Cathay Pacific CEO Rupert Hogg has resigned in the wake of anti-government protests that roiled the airline and closed Hong Kong International Airport on Monday evening and Tuesday. 

"Recent events have called into question Cathay Pacific's commitment to flight safety and security and put our reputation and brand under pressure," Cathay Pacific chairman John Slosar said in statement Friday. "This is regrettable, as we have always made safety and security our highest priority. We therefore think it is time to put a new management team in place who can reset confidence and lead the airline to new heights."

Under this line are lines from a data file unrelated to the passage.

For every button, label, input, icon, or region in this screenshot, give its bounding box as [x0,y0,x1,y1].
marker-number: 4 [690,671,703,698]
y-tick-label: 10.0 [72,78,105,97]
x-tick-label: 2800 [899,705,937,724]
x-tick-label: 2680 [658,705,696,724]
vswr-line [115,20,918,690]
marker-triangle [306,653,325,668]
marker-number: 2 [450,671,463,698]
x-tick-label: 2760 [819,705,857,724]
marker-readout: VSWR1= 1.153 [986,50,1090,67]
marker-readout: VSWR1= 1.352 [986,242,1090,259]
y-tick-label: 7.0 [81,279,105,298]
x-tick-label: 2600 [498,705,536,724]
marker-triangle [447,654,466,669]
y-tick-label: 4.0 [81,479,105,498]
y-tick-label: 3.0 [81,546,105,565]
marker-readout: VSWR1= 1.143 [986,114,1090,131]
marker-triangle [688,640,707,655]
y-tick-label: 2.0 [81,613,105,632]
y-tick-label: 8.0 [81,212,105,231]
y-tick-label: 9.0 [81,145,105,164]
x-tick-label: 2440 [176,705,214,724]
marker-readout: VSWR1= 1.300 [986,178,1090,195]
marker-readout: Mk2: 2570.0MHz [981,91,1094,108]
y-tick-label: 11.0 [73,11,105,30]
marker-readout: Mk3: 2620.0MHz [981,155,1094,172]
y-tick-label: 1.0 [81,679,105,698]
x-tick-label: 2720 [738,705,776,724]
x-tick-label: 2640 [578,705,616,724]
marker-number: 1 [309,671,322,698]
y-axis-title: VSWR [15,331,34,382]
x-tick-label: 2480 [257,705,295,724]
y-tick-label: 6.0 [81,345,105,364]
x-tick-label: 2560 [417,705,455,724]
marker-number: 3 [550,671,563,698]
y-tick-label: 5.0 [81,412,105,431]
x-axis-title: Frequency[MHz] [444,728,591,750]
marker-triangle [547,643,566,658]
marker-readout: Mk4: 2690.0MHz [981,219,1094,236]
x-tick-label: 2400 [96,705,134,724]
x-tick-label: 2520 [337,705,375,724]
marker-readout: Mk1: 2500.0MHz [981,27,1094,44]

A week ago, China's government told Cathay Pacific that airline employees who participated in the protests would not be allowed to fly to or from mainland China, reported the South China Morning Post. State-owned Air China Group is a significant stakeholder in Cathay Pacific.

The airport protests forced Cathay to cancel nearly 300 flights on Monday and Tuesday. During the airport unrest, Cathay threatened to fire employees who participated. 

On Wednesday, Cathay issued a statement that it had fired two pilots, including one who "misused company information" on a Monday flight. 

Cathay Pacific chief commercial officer Paul Loo also stepped down Friday. 

The company has replaced Hogg with Augustus Tang, CEO of Hong Kong Aircraft Engineering Co. Loo has been replaced by Ronald Lam, CEO of Cathay subsidiary and discount carrier Hong Kong Express. Lam will continue to head Hong Kong Express until a replacement is found, Cathay said.